Internal permission groups

Internal permission groups are YAML-based configuration files that define logical groupings of permissions which are activated or deactivated together based on internal resource state. They allow you to centrally manage sets of permissions that should be collectively prevented (or enabled) when a specific condition is met, such as a group being archived.

How they work

Internal permission groups are defined as YAML files under config/authz/permission_groups/internal/. Each file contains a description and a list of permission names. At runtime, the Authz::PermissionGroups::Internal class loads these files and provides a lookup API to retrieve a group by its identifier.

Naming convention

The identifier for an internal permission group is derived from its file path relative to the config/authz/permission_groups/internal/ directory:

  • Directory names become colon-separated prefixes.
  • The file name (without extension) becomes the final segment.

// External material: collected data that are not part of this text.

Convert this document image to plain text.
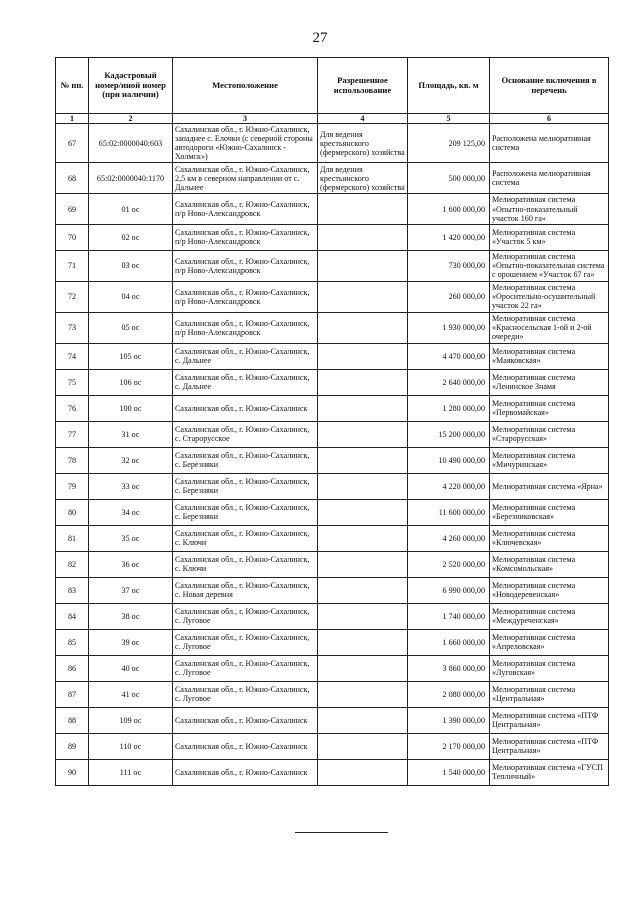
27
№ пп.	Кадастровый номер/иной номер (при наличии)	Местоположение	Разрешенное использование	Площадь, кв. м	Основание включения в перечень
1	2	3	4	5	6
67	65:02:0000040:603	Сахалинская обл., г. Южно-Сахалинск, западнее с. Елочки (с северной стороны автодороги «Южно-Сахалинск - Холмск»)	Для ведения крестьянского (фермерского) хозяйства	209 125,00	Расположена мелиоративная система
68	65:02:0000040:1170	Сахалинская обл., г. Южно-Сахалинск, 2,5 км в северном направлении от с. Дальнее	Для ведения крестьянского (фермерского) хозяйства	500 000,00	Расположена мелиоративная система
69	01 ос	Сахалинская обл., г. Южно-Сахалинск, п/р Ново-Александровск		1 600 000,00	Мелиоративная система «Опытно-показательный участок 160 га»
70	02 ос	Сахалинская обл., г. Южно-Сахалинск, п/р Ново-Александровск		1 420 000,00	Мелиоративная система «Участок 5 км»
71	03 ос	Сахалинская обл., г. Южно-Сахалинск, п/р Ново-Александровск		730 000,00	Мелиоративная система «Опытно-показательная система с орошением «Участок 67 га»
72	04 ос	Сахалинская обл., г. Южно-Сахалинск, п/р Ново-Александровск		260 000,00	Мелиоративная система «Оросительно-осушительный участок 22 га»
73	05 ос	Сахалинская обл., г. Южно-Сахалинск, п/р Ново-Александровск		1 930 000,00	Мелиоративная система «Красносельская 1-ой и 2-ой очереди»
74	105 ос	Сахалинская обл., г. Южно-Сахалинск, с. Дальнее		4 470 000,00	Мелиоративная система «Маяковская»
75	106 ос	Сахалинская обл., г. Южно-Сахалинск, с. Дальнее		2 640 000,00	Мелиоративная система «Ленинское Знамя
76	100 ос	Сахалинская обл., г. Южно-Сахалинск		1 280 000,00	Мелиоративная система «Первомайская»
77	31 ос	Сахалинская обл., г. Южно-Сахалинск, с. Старорусское		15 200 000,00	Мелиоративная система «Старорусская»
78	32 ос	Сахалинская обл., г. Южно-Сахалинск, с. Березняки		10 490 000,00	Мелиоративная система «Мичуринская»
79	33 ос	Сахалинская обл., г. Южно-Сахалинск, с. Березняки		4 220 000,00	Мелиоративная система «Ярна»
80	34 ос	Сахалинская обл., г. Южно-Сахалинск, с. Березняки		11 600 000,00	Мелиоративная система «Березниковская»
81	35 ос	Сахалинская обл., г. Южно-Сахалинск, с. Ключи		4 260 000,00	Мелиоративная система «Ключевская»
82	36 ос	Сахалинская обл., г. Южно-Сахалинск, с. Ключи		2 520 000,00	Мелиоративная система «Комсомольская»
83	37 ос	Сахалинская обл., г. Южно-Сахалинск, с. Новая деревня		6 990 000,00	Мелиоративная система «Новодеревенская»
84	38 ос	Сахалинская обл., г. Южно-Сахалинск, с. Луговое		1 740 000,00	Мелиоративная система «Междуреченская»
85	39 ос	Сахалинская обл., г. Южно-Сахалинск, с. Луговое		1 660 000,00	Мелиоративная система «Апреловская»
86	40 ос	Сахалинская обл., г. Южно-Сахалинск, с. Луговое		3 860 000,00	Мелиоративная система «Луговская»
87	41 ос	Сахалинская обл., г. Южно-Сахалинск, с. Луговое		2 080 000,00	Мелиоративная система «Центральная»
88	109 ос	Сахалинская обл., г. Южно-Сахалинск		1 390 000,00	Мелиоративная система «ПТФ Центральная»
89	110 ос	Сахалинская обл., г. Южно-Сахалинск		2 170 000,00	Мелиоративная система «ПТФ Центральная»
90	111 ос	Сахалинская обл., г. Южно-Сахалинск		1 540 000,00	Мелиоративная система «ГУСП Тепличный»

For example, config/authz/permission_groups/internal/group/archived.yml produces the identifier group:archived.

YAML file structure

Each YAML file must contain:

  • description: A human-readable explanation of when these permissions apply.
  • permissions: A list of permission (ability) names as strings.

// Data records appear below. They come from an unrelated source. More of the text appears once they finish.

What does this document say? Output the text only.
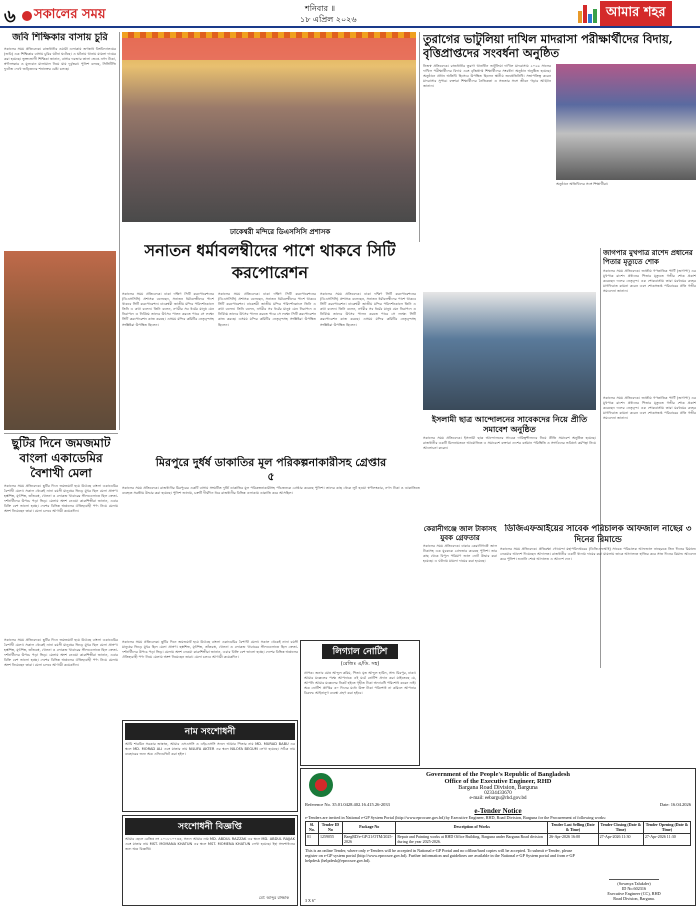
৬ সকালের সময়	শনিবার ॥
১৮ এপ্রিল ২০২৬	আমার শহর
জবি শিক্ষিকার বাসায় চুরি
সকালের সময় প্রতিবেদক। রাজধানীর ওয়ারী এলাকায় জগন্নাথ বিশ্ববিদ্যালয়ের (জবি) এক শিক্ষিকার বাসায় চুরির ঘটনা ঘটেছে। এ ঘটনায় থানায় মামলা দায়ের করা হয়েছে। ভুক্তভোগী শিক্ষিকা জানান, বাসার দরজার তালা ভেঙে নগদ টাকা, স্বর্ণালংকার ও মূল্যবান মালামাল নিয়ে যায় দুর্বৃত্তরা। পুলিশ বলছে, সিসিটিভি ফুটেজ দেখে জড়িতদের শনাক্তের চেষ্টা চলছে।
ঢাকেশ্বরী মন্দিরে ডিএসসিসি প্রশাসক
তুরাগের ভাটুলিয়া দাখিল মাদরাসা পরীক্ষার্থীদের বিদায়, বৃত্তিপ্রাপ্তদের সংবর্ধনা অনুষ্ঠিত
নিজস্ব প্রতিবেদক। রাজধানীর তুরাগ থানাধীন ভাটুলিয়া দাখিল মাদরাসায় ২০২৬ সালের দাখিল পরীক্ষার্থীদের বিদায় এবং বৃত্তিপ্রাপ্ত শিক্ষার্থীদের সংবর্ধনা অনুষ্ঠান অনুষ্ঠিত হয়েছে। অনুষ্ঠানে প্রধান অতিথি হিসেবে উপস্থিত ছিলেন স্থানীয় জনপ্রতিনিধি। সভাপতিত্ব করেন মাদরাসার সুপার। বক্তারা শিক্ষার্থীদের নৈতিকতা ও সততার সঙ্গে জীবন গড়ার আহ্বান জানান।
অনুষ্ঠানে অতিথিদের সঙ্গে শিক্ষার্থীরা।
সনাতন ধর্মাবলম্বীদের পাশে থাকবে সিটি করপোরেশন
জাগপার মুখপাত্র রাশেদ প্রধানের পিতার মৃত্যুতে শোক
সকালের সময় প্রতিবেদক। জাতীয় গণতান্ত্রিক পার্টি (জাগপা) এর মুখপাত্র রাশেদ প্রধানের পিতার মৃত্যুতে গভীর শোক প্রকাশ করেছেন দলের নেতৃবৃন্দ। এক শোকবার্তায় তারা মরহুমের রুহের মাগফিরাত কামনা করেন এবং শোকসন্তপ্ত পরিবারের প্রতি গভীর সমবেদনা জানান।
সকালের সময় প্রতিবেদক। জাতীয় গণতান্ত্রিক পার্টি (জাগপা) এর মুখপাত্র রাশেদ প্রধানের পিতার মৃত্যুতে গভীর শোক প্রকাশ করেছেন দলের নেতৃবৃন্দ। এক শোকবার্তায় তারা মরহুমের রুহের মাগফিরাত কামনা করেন এবং শোকসন্তপ্ত পরিবারের প্রতি গভীর সমবেদনা জানান।
সকালের সময় প্রতিবেদক। ঢাকা দক্ষিণ সিটি করপোরেশনের (ডিএসসিসি) প্রশাসক বলেছেন, সনাতন ধর্মাবলম্বীদের পাশে থাকবে সিটি করপোরেশন। ঢাকেশ্বরী জাতীয় মন্দির পরিদর্শনকালে তিনি এ কথা বলেন। তিনি বলেন, নগরীর সব ধর্মের মানুষ যেন নিরাপদে ও নির্বিঘ্নে তাদের উৎসব পালন করতে পারে সে লক্ষ্যে সিটি করপোরেশন কাজ করছে। এসময় মন্দির কমিটির নেতৃবৃন্দসহ সংশ্লিষ্টরা উপস্থিত ছিলেন।
সকালের সময় প্রতিবেদক। ঢাকা দক্ষিণ সিটি করপোরেশনের (ডিএসসিসি) প্রশাসক বলেছেন, সনাতন ধর্মাবলম্বীদের পাশে থাকবে সিটি করপোরেশন। ঢাকেশ্বরী জাতীয় মন্দির পরিদর্শনকালে তিনি এ কথা বলেন। তিনি বলেন, নগরীর সব ধর্মের মানুষ যেন নিরাপদে ও নির্বিঘ্নে তাদের উৎসব পালন করতে পারে সে লক্ষ্যে সিটি করপোরেশন কাজ করছে। এসময় মন্দির কমিটির নেতৃবৃন্দসহ সংশ্লিষ্টরা উপস্থিত ছিলেন।
সকালের সময় প্রতিবেদক। ঢাকা দক্ষিণ সিটি করপোরেশনের (ডিএসসিসি) প্রশাসক বলেছেন, সনাতন ধর্মাবলম্বীদের পাশে থাকবে সিটি করপোরেশন। ঢাকেশ্বরী জাতীয় মন্দির পরিদর্শনকালে তিনি এ কথা বলেন। তিনি বলেন, নগরীর সব ধর্মের মানুষ যেন নিরাপদে ও নির্বিঘ্নে তাদের উৎসব পালন করতে পারে সে লক্ষ্যে সিটি করপোরেশন কাজ করছে। এসময় মন্দির কমিটির নেতৃবৃন্দসহ সংশ্লিষ্টরা উপস্থিত ছিলেন।
ইসলামী ছাত্র আন্দোলনের সাবেকদের নিয়ে প্রীতি সমাবেশ অনুষ্ঠিত
সকালের সময় প্রতিবেদক। ইসলামী ছাত্র আন্দোলনের সাবেক দায়িত্বশীলদের নিয়ে প্রীতি সমাবেশ অনুষ্ঠিত হয়েছে। রাজধানীর একটি মিলনায়তনে আয়োজিত এ সমাবেশে বক্তারা দেশের বর্তমান পরিস্থিতি ও সংগঠনের ভবিষ্যৎ কর্মপন্থা নিয়ে আলোচনা করেন।
মিরপুরে দুর্ধর্ষ ডাকাতির মূল পরিকল্পনাকারীসহ গ্রেপ্তার ৫
সকালের সময় প্রতিবেদক। রাজধানীর মিরপুরের একটি বাসায় সংঘটিত দুর্ধর্ষ ডাকাতির মূল পরিকল্পনাকারীসহ পাঁচজনকে গ্রেপ্তার করেছে পুলিশ। তাদের কাছ থেকে লুট হওয়া স্বর্ণালংকার, নগদ টাকা ও ডাকাতিতে ব্যবহৃত সরঞ্জাম উদ্ধার করা হয়েছে। পুলিশ জানায়, চক্রটি দীর্ঘদিন ধরে রাজধানীর বিভিন্ন এলাকায় ডাকাতি করে আসছিল।
কেরানীগঞ্জে জাল টাকাসহ যুবক গ্রেফতার
সকালের সময় প্রতিবেদক। ঢাকার কেরানীগঞ্জে জাল টাকাসহ এক যুবককে গ্রেফতার করেছে পুলিশ। তার কাছ থেকে বিপুল পরিমাণ জাল নোট উদ্ধার করা হয়েছে। এ ঘটনায় মামলা দায়ের করা হয়েছে।
ডিজিএফআইয়ের সাবেক পরিচালক আফজাল নাছের ৩ দিনের রিমান্ডে
সকালের সময় প্রতিবেদক। প্রতিরক্ষা গোয়েন্দা মহাপরিদপ্তরের (ডিজিএফআই) সাবেক পরিচালক আফজাল নাছেরকে তিন দিনের রিমান্ডে নেওয়ার আদেশ দিয়েছেন আদালত। রাজধানীর একটি থানায় দায়ের করা মামলায় তাকে আদালতে হাজির করে সাত দিনের রিমান্ড আবেদন করে পুলিশ। শুনানি শেষে আদালত এ আদেশ দেন।
ছুটির দিনে জমজমাট বাংলা একাডেমির বৈশাখী মেলা
সকালের সময় প্রতিবেদক। ছুটির দিনে জমজমাট হয়ে উঠেছে বাংলা একাডেমির বৈশাখী মেলা। সকাল থেকেই নানা বয়সী মানুষের ভিড়ে মুখর ছিল মেলা প্রাঙ্গণ। হস্তশিল্প, মৃৎশিল্প, তাঁতবস্ত্র, খেলনা ও লোকজ খাবারের স্টলগুলোতে ছিল ক্রেতা-দর্শনার্থীদের উপচে পড়া ভিড়। মেলায় অংশ নেওয়া কারুশিল্পীরা জানান, এবার বিক্রি বেশ ভালো হচ্ছে। দেশের বিভিন্ন অঞ্চলের ঐতিহ্যবাহী পণ্য নিয়ে মেলায় অংশ নিয়েছেন তারা। মেলা চলবে আগামী কয়েকদিন।
সকালের সময় প্রতিবেদক। ছুটির দিনে জমজমাট হয়ে উঠেছে বাংলা একাডেমির বৈশাখী মেলা। সকাল থেকেই নানা বয়সী মানুষের ভিড়ে মুখর ছিল মেলা প্রাঙ্গণ। হস্তশিল্প, মৃৎশিল্প, তাঁতবস্ত্র, খেলনা ও লোকজ খাবারের স্টলগুলোতে ছিল ক্রেতা-দর্শনার্থীদের উপচে পড়া ভিড়। মেলায় অংশ নেওয়া কারুশিল্পীরা জানান, এবার বিক্রি বেশ ভালো হচ্ছে। দেশের বিভিন্ন অঞ্চলের ঐতিহ্যবাহী পণ্য নিয়ে মেলায় অংশ নিয়েছেন তারা। মেলা চলবে আগামী কয়েকদিন।
সকালের সময় প্রতিবেদক। ছুটির দিনে জমজমাট হয়ে উঠেছে বাংলা একাডেমির বৈশাখী মেলা। সকাল থেকেই নানা বয়সী মানুষের ভিড়ে মুখর ছিল মেলা প্রাঙ্গণ। হস্তশিল্প, মৃৎশিল্প, তাঁতবস্ত্র, খেলনা ও লোকজ খাবারের স্টলগুলোতে ছিল ক্রেতা-দর্শনার্থীদের উপচে পড়া ভিড়। মেলায় অংশ নেওয়া কারুশিল্পীরা জানান, এবার বিক্রি বেশ ভালো হচ্ছে। দেশের বিভিন্ন অঞ্চলের ঐতিহ্যবাহী পণ্য নিয়ে মেলায় অংশ নিয়েছেন তারা। মেলা চলবে আগামী কয়েকদিন।
লিগ্যাল নোটিশ
(রেজিঃ এ/ডি. সহ)
প্রাপক: জনাব মোঃ আব্দুল করিম, পিতা: মৃত আব্দুল হামিদ, সাং: মিরপুর, ঢাকা। আমার মক্কেলের পক্ষে আপনাকে এই মর্মে নোটিশ প্রদান করা যাইতেছে যে, আপনি আমার মক্কেলের নিকট হইতে গৃহীত টাকা অদ্যাবধি পরিশোধ করেন নাই। অত্র নোটিশ প্রাপ্তির ৩০ দিনের মধ্যে উক্ত টাকা পরিশোধ না করিলে আপনার বিরুদ্ধে আইনানুগ ব্যবস্থা গ্রহণ করা হইবে।
নাম সংশোধনী
আমি শারমিন সরকার জান্নাত, আমার এসএসসি ও এইচএসসি সনদে আমার পিতার নাম MD. MURAD BABU এর স্থলে MD. MORAD ALI এবং মাতার নাম NILUFA AKTER এর স্থলে NILOFA BEGUM লেখা হয়েছে। সঠিক নাম ব্যবহারের জন্য অত্র এফিডেভিট করা হইল।
সংশোধনী বিজ্ঞপ্তি
আমার ছেলে রেজিঃ নং ২০১৮১০৭৩৩, সনদে আমার নাম MD. ABDUL RAZZAK এর স্থলে MD. ABDUL RAJJAK এবং মাতার নাম MST. MOMANA KHATUN এর স্থলে MST. MOMENA KHATUN লেখা হয়েছে। ইহা সংশোধনের জন্য অত্র বিজ্ঞপ্তি।
মো: আব্দুর রাজ্জাক
Government of the People's Republic of Bangladesh
Office of the Executive Engineer, RHD
Bargana Road Division, Barguna
02334433670
e-mail: eebargu@rhd.gov.bd
Reference No. 35.01.0428.402.16.415.26-2033	Date: 16.04.2026
e-Tender Notice
e-Tenders are invited in National e-GP System Portal (http://www.eprocure.gov.bd) by Executive Engineer, RHD, Road Division, Barguna for the Procurement of following works:
Sl. No.	Tender ID No	Package No	Description of Works	Tender Last Selling (Date & Time)	Tender Closing (Date & Time)	Tender Opening (Date & Time)
01	1259055	BaegRD/e-GP/21/OTM/2025-2026	Repair and Painting works at RHD Office Building, Barguna under Barguna Road division during the year 2025-2026.	26-Apr-2026 16:00	27-Apr-2026 11:30	27-Apr-2026 11:30
This is an online Tender, where only e-Tenders will be accepted in National e-GP Portal and no offline/hard copies will be accepted. To submit e-Tender, please register on e-GP system portal (http://www.eprocure.gov.bd). Further information and guidelines are available in the National e-GP System portal and from e-GP helpdesk (helpdesk@eprocure.gov.bd).
(Sowmya Talukder)
ID No.602316
Executive Engineer (CC), RHD
Road Division, Barguna.
3 X 6"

Example (config/authz/permission_groups/internal/group/archived.yml):

description: Permissions that are disabled when a group is archived
permissions:
  - activate_group_member
  - admin_build
  - create_projects
  - push_code
  # ... additional permissions

Using an internal permission group in a policy

To use an internal permission group in a DeclarativePolicy policy, call Authz::PermissionGroups::Internal.get with the group identifier and splat the returned permissions into a prevent rule:

# app/policies/group_policy.rb

condition(:archived, scope: :subject) { @subject.self_or_ancestors_archived? }

rule { archived }.policy do
  prevent(*Authz::PermissionGroups::Internal.get('group:archived').permissions)
end

This prevents all listed permissions when the archived condition is true, replacing the need to maintain a long inline list of prevent calls.

Creating a new internal permission group

  1. Create the YAML file. Add a new .yml file under config/authz/permission_groups/internal/. Use directories to namespace by resource type:

    config/authz/permission_groups/internal/<resource>/<subresource>/<name>.yml

    For example, to define permissions to prevent when a project is locked:

    # config/authz/permission_groups/internal/project/locked.yml
    description: Permissions that are disabled when a project is locked
    permissions:
      - push_code
      - create_merge_request_from
      - admin_merge_request
  2. Reference it in a policy. Use the identifier derived from the file path (project:locked in this example):

    # app/policies/project_policy.rb
    
    condition(:locked, scope: :subject) { @subject.locked? }
    
    rule { locked }.policy do
      prevent(*Authz::PermissionGroups::Internal.get('project:locked').permissions)
    end

When to use internal permission groups

Use internal permission groups when:

  • A resource state change (such as archiving or locking) should disable many permissions at once.
  • The same set of permissions needs to be referenced from multiple places (policies, specs, or shared examples).
  • You want a single source of truth for which permissions a condition affects, rather than scattering prevent calls throughout policy files.